Lend Lease Sells Aged-Care Business for A$270 Million

Lend Lease Group, Australia’s biggest property developer, agreed to sell its elderly care business for A$270 million ($278 million) to a company linked to buyout firm Archer Capital.

The developer will sell the business, which owns and manages 30 facilities across the nation, to Australian Aged Care Partners, which is controlled by funds managed or advised by Sydney-based Archer, Lend Lease said in a filing today. The company will receive a cash payment of A$200 million and a promissory note for A$70 million, it said. Lend Lease will continue to own and operate retirement villages, Chief Executive Officer Steve McCann said in the filing.

Over time, “Lend Lease would divest its smaller New Zealand operations and focus on its larger Australian retirement operations,” Anthony Passe-de Silva, an analyst at JPMorgan Chase & Co., said in an e-mailed note to clients today. “We would also anticipate that Lend Lease would look to divest part or all of the physical retirement villages to third party investors,” while retaining management and development rights, he said.

Lend Lease took over the unit -- then called Primelife Group -- which provides assisted living facilities for the elderly, in December 2009, paying 35 Australian cents a share for the stake it didn’t already own. That was equivalent to about A$170 million, the Age newspaper reported on Dec. 15, 2009.

Refocusing Business

The sale of the business announced today is part of the company’s strategy of divesting “non-core” assets, McCann said in the filing.

“The aged care business is more closely aligned to health-care services than property and is therefore considered non-core for Lend Lease,” McCann said. “Lend Lease will use the sale proceeds to continue to deliver its core development pipeline in Australia.”

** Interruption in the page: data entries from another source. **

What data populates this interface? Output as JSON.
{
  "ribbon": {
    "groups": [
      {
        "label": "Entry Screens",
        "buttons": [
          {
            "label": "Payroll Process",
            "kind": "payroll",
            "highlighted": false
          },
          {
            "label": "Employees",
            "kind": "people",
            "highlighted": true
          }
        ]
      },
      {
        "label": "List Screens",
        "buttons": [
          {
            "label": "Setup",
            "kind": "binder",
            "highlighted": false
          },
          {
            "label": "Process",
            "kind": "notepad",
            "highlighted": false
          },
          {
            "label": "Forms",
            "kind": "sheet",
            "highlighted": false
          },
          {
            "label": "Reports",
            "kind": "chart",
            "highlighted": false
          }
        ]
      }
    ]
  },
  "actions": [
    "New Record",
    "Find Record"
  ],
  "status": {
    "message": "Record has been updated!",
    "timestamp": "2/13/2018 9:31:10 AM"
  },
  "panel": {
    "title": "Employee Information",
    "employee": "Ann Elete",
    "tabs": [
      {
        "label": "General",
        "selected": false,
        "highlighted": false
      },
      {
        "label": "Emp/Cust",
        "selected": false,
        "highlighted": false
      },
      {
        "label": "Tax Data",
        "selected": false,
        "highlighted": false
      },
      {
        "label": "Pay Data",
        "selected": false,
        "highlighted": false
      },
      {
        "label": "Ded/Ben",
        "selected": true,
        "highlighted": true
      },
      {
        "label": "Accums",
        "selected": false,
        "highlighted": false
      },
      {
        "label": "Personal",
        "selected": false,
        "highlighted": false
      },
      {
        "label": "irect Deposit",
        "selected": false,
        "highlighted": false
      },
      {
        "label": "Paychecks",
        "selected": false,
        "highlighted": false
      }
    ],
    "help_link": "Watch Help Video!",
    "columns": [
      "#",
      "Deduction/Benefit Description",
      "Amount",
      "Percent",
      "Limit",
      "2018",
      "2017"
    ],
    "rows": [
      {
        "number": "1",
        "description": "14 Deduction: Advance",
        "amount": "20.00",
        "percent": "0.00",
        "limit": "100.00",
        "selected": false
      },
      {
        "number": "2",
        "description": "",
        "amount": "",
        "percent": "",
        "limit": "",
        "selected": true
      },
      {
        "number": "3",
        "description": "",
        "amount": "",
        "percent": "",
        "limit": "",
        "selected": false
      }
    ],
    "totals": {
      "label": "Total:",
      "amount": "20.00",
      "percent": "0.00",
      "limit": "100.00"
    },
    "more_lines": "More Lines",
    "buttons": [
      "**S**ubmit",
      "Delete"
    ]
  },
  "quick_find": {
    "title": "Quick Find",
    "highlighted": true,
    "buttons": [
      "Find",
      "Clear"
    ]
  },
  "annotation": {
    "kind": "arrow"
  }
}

David Armstrong, former managing director of DCA Aged Care Group, will be chief executive officer of Australian Aged Care Partners, Archer said in a separate e-mailed release. Suzanne Petterson, general manager of Lend Lease’s Aged Care business, will be chief operating officer, it said. Management and staff at all the facilities will be retained, Archer said.

The sale is expected to be finalized by the end of March, the company said.

“We have been evaluating investment opportunities in the aged care sector over the past three years,” Ben Frewin, partner at Archer, said in the release, adding it’s planning top invest more in this segment with “increasing demand for residential aged care.”

Sydney-based Lend Lease this month reported a 39 percent increase in profit in the six months to Dec. 31.

The shares rose 0.2 percent to A$10.665 as of 1:24 p.m. in Sydney, extending this year’s gain to 15 percent. That compares with a 9.2 percent advance for the benchmark S&P/ASX 200 index this year.